More seriously, I think my biggest problem is just that reddit, and by extension lemmy, kinda breaks the conventional format of the forum, in favor of something that kinda works less well but is more low-rent to engage with. Used to be that you would just browse a bunch of post titles, click on one, and get greeted with likely a huge customized post, maybe a compilation of all the past posts on a topic, maybe a couple links and natively hosted images thrown in there for good measure. Most reddit posts are just like, a single article, or a single video of something stupid happening. That's a major downgrade, imo.
I was already on my way out of reddit before the API pricing changes, but not being able to use my choice of app was the final nail in the coffin. I had noticed just how much time I was spending looking at my phone doing nothing but scrolling through stuff, reading things I didn't care for. I spend so much time looking at screens as part of work, recreation, and socialising that I knew I needed to drop my usage. Return to monke.
Using federated services after going cold turkey for about 2 months, I now have a much healthier relationship with it. I like how its smaller and I don't get the feeling of missing out on something if I wasn't constantly checking. I started feeling calmer and generally happier.
Years ago I was looking for alternatives.
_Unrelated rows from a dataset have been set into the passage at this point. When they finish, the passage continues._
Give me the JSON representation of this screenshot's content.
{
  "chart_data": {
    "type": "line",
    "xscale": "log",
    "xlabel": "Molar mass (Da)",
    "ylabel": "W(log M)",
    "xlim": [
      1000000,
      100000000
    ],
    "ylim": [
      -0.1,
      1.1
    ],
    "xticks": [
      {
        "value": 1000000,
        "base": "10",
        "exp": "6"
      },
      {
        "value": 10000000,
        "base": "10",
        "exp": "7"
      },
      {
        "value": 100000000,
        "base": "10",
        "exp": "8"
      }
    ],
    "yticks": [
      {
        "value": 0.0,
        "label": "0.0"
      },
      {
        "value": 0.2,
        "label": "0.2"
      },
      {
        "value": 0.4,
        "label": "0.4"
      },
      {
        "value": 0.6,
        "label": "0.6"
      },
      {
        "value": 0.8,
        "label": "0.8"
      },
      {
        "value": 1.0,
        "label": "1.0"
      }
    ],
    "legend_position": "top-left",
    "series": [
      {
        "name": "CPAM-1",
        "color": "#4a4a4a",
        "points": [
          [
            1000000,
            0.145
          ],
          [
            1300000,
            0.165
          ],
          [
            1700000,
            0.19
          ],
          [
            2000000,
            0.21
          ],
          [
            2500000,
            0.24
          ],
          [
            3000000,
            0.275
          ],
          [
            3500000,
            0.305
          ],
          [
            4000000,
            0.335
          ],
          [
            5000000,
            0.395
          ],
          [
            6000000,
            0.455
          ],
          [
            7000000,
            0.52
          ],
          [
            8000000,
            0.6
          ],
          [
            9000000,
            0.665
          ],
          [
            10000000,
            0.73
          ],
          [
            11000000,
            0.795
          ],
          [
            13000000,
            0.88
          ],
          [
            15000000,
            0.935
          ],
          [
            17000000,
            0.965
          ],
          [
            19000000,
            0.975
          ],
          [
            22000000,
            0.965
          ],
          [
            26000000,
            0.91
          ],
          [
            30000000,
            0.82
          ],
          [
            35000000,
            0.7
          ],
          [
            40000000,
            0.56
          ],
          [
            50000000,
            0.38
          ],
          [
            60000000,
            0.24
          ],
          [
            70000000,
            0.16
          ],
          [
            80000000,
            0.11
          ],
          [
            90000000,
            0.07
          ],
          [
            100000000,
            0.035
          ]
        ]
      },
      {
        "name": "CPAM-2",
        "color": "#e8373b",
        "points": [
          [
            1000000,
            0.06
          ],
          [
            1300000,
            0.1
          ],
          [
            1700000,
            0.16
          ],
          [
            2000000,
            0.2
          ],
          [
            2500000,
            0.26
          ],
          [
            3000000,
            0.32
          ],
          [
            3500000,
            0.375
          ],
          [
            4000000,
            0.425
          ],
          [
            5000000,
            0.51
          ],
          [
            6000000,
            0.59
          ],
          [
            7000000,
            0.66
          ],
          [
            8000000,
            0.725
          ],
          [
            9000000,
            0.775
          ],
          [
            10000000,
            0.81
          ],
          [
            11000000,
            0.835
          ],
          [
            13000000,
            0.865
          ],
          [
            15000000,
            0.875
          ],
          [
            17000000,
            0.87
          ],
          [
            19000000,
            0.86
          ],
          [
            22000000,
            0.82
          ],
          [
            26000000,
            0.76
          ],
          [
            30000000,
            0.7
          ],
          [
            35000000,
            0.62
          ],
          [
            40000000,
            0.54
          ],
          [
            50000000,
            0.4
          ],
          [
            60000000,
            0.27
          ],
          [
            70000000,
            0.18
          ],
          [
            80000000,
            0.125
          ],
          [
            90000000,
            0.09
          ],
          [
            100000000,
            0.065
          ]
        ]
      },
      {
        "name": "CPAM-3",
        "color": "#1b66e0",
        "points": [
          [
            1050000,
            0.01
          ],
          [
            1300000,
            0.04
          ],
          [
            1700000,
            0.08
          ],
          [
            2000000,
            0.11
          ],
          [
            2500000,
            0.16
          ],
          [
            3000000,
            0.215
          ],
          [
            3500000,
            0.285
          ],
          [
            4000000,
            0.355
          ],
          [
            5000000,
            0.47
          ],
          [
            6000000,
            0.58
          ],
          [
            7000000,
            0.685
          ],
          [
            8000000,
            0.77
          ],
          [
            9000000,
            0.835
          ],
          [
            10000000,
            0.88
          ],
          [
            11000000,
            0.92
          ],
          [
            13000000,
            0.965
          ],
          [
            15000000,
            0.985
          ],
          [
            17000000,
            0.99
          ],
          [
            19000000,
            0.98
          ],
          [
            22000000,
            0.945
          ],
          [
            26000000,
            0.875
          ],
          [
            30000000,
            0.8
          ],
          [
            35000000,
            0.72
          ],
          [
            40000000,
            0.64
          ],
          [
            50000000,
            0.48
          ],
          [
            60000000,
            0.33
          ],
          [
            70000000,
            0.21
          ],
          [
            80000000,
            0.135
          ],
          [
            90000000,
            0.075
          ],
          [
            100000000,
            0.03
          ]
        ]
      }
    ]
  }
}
I was pissed at Reddit not banning my moderator account, even if they went out of the way to ban all my other accounts. That delivered a clear "we don't want you here... unless you're working for us, for free, you sucker" message that I was not willing to accept.
Privacy, ethics and morals .
Being banned from Reddit
Curiosity
RiF reaching senility.
Came to /kbin first, and still here sometimes but Voyager wins on my phone after Neurospicy Artemis disappeared.
Seeing the racists on Reddit cheer genocide.
The Reddit API nonsense. Truth be told though, I used to go back for a few very specific subs but the site had gotten so bad that I cannot bring myself to use it any more
Another API leaver here. I'm curious what their non-bot population was pre and post dumbassery.
Apps simulating reddit when it was good. Using Thunder atm
Cookies, I am still waiting
I always like to jump ship to open source projects, I ditched Facebook back in like 2010 for Disaspora and Frendica. Once I found out about Lemmy it was just a matter of time before I jumped ship, because that's just how I roll.
I liked the fact that it was smaller and filled with like-minded individuals
pro-nazi moderator bias on reddit - failure to remove hate speech, and retaliation against users who report it
Regreddit made me do it (the API bullshit).
Saw a working link aggregator with good comments on a lot of topics. Thought it'd be fun to follow. Seems to work pretty well.
Got banned from spezbook
I freely admit that I got banned because I replied to some cringe ruzzian moskal vatnik psyop on r/ABoringDystopia with actual facts.
Went looking for a news aggregator that wasn't trying to cater to propagandists.